Ryan went on to outline his plan to the U.S. a leader in green manufacturing and argued that, as president, Trump forgot the blue collar workers he courted so hard during the 2016 campaign.
Bernie Sanders (D)
In the 40 days from the launch of his campaign through the end of March, Sanders raised over $18 million, the largest sum among candidates who have revealed their first quarter fundraising totals. Aides to the senator told reporters Tuesday that the total came from 900,000 individual donations, with an average donation of $20 and that 99.5% of donations were $100 or less.
Sanders’ campaign put out a call to its claimed 1 million volunteers to host events on April 27, as it launches its organizing program.
The senator will spend the forthcoming weekend in Iowa, with events in Davenport on Friday, Muscatine, Burlington and Fairfield on Saturday and Oskaloosa and Malcolm on Sunday.
Elizabeth Warren (D)
Warren captured headlines with the announcement of the Corporate Executive Accountability Act, her plan to hold company leaders liable for their firms’ potential misdeeds.
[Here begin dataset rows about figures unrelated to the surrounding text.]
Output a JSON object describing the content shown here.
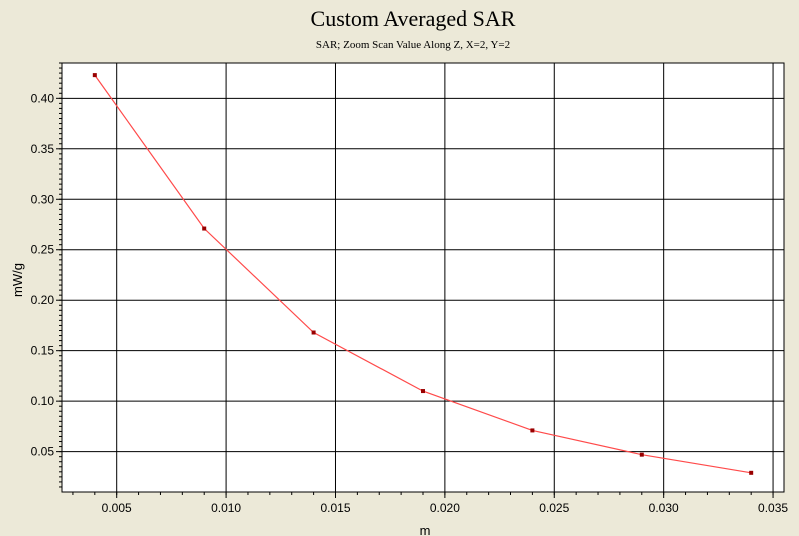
{
  "chart_data": {
    "type": "line",
    "title": "Custom Averaged SAR",
    "subtitle": "SAR; Zoom Scan Value Along Z, X=2, Y=2",
    "xlabel": "m",
    "ylabel": "mW/g",
    "xlim": [
      0.0025,
      0.0355
    ],
    "ylim": [
      0.01,
      0.435
    ],
    "x_ticks": [
      0.005,
      0.01,
      0.015,
      0.02,
      0.025,
      0.03,
      0.035
    ],
    "x_tick_labels": [
      "0.005",
      "0.010",
      "0.015",
      "0.020",
      "0.025",
      "0.030",
      "0.035"
    ],
    "y_ticks": [
      0.05,
      0.1,
      0.15,
      0.2,
      0.25,
      0.3,
      0.35,
      0.4
    ],
    "y_tick_labels": [
      "0.05",
      "0.10",
      "0.15",
      "0.20",
      "0.25",
      "0.30",
      "0.35",
      "0.40"
    ],
    "grid": true,
    "series": [
      {
        "color": "#ff4a4a",
        "marker_color": "#990000",
        "x": [
          0.004,
          0.009,
          0.014,
          0.019,
          0.024,
          0.029,
          0.034
        ],
        "y": [
          0.423,
          0.271,
          0.168,
          0.11,
          0.071,
          0.047,
          0.029
        ]
      }
    ]
  }
}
Violations could lead to punishments including multiple years in prison.
On Thursday, the Massachusetts senator sent a letter to the Department of Homeland Security’s inspector general calling for an investigation into access to Trump at his Mar-a-Lago club, in the wake of an arrest of a Chinese woman who allegedly bypassed security at the club in late March.
Andrew Yang (D)
Yang raised $1.7 million in less than two months across February and March, his campaign announced Tuesday, with 99% of donations arriving in denominations less than $200 and an average donation of less than $18. The campaign added that over $250,000 was raised in the last four days of March.
The entrepreneur released an ambitious travel schedule for the month ahead, with events taking him to New Hampshire, Massachusetts, Washington, D.C., Georgia, California, Nevada and Iowa before then end of April.